Where the need is more important than what is to abandoned (gagcha le
skyang gopa chewa) along with that one should be able to perform
other miracle powers, show control or freedom like Milarepa or like
any of those yogi's such as Dukpa Kunleg , then in this way people
can see the realizations and power and so devotion grows in them.
Even they have mistaken appearance, people see their special
qualities of showing control and high realizations, in this way
seeing the mistakes does not destroy peoples faith and instead they
see only qualities.
By showing miracle powers then other people can generate devotion and
non heresy by seeing the miracle power, something external, then they
can have faith in high realizations seeing that you have control and
are free and whatever conduct you do does not have the stain of samsara.
If one performs those behaviors to develop people's devotion then it
is not just an ordinary miracle that is needed, one needs to do a
special kind of miracle, for example the 6th Dalai Lama pee-ed from
the top of the Potala and just before the urine hit the ground he
drew it back again inside his vajra. Also there is the story of the
previous incarnation of Gonsar Rinpoche he pulled in mud through his vajra.
This is just my suggestion I don't know what other Lama's and Guru's
will advise." ==
But outside of teachers acting badly with their vajras and yonis,
many years ago I gave a fellow that I knew an article written by
Kapleau Roshi concerning the quirks of personality of Zen teachers he
knew or knew about. This was so disheartening to my friend that he
stopped his practice, though he did stay with his psychiatrist.
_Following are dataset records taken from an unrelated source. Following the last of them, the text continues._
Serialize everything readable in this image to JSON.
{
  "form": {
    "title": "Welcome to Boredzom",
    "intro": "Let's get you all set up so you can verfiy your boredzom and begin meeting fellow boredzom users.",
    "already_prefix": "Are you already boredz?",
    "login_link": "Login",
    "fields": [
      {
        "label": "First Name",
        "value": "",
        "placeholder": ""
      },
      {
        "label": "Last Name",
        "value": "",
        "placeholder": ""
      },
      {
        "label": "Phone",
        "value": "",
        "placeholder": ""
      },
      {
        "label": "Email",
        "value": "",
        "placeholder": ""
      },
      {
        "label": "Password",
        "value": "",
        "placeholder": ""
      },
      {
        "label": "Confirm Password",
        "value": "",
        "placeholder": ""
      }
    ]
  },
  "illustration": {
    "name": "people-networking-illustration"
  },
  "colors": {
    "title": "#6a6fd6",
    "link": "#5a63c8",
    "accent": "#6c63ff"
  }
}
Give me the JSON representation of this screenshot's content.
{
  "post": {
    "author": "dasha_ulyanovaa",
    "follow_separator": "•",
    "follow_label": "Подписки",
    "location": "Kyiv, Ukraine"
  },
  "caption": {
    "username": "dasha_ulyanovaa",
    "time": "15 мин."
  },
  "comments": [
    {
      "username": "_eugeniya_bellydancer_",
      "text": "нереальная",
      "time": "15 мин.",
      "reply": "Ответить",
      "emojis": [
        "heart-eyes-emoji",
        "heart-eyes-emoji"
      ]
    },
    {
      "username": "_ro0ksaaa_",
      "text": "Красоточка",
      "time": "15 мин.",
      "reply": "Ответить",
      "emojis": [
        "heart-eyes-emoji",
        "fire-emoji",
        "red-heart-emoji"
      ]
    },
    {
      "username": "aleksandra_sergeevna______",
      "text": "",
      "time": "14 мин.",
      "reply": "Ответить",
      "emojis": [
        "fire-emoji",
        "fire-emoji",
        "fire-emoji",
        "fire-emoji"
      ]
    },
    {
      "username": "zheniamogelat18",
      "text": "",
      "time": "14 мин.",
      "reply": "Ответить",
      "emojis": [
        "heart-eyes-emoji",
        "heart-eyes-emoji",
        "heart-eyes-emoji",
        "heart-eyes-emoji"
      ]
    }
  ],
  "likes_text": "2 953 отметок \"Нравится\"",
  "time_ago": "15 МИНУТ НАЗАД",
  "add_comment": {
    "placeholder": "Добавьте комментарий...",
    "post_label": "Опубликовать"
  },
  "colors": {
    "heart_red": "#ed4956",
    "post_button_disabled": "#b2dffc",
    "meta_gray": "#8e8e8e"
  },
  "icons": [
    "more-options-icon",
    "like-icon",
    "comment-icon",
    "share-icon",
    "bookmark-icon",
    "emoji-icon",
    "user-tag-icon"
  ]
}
I have meet meditation practitioners who felt that they could and
should -- essentially -- turn off/cut off their emotions. They did
not need to feel grief at the death of their mother or whomever, and
they considered this an advanced expression of their practice, and
nothing I could say would change their minds. I have been at this for
close to forty years, and when my mother, who is 88, dies, I'll be a
wreck. Why would it or should it be otherwise? But we want
protection, shielding from the pain life gives us, and hope that our
religion has the perfect answer, the perfect shield, and we get
ourselves into all sorts of goofy-assed nonsense because of that.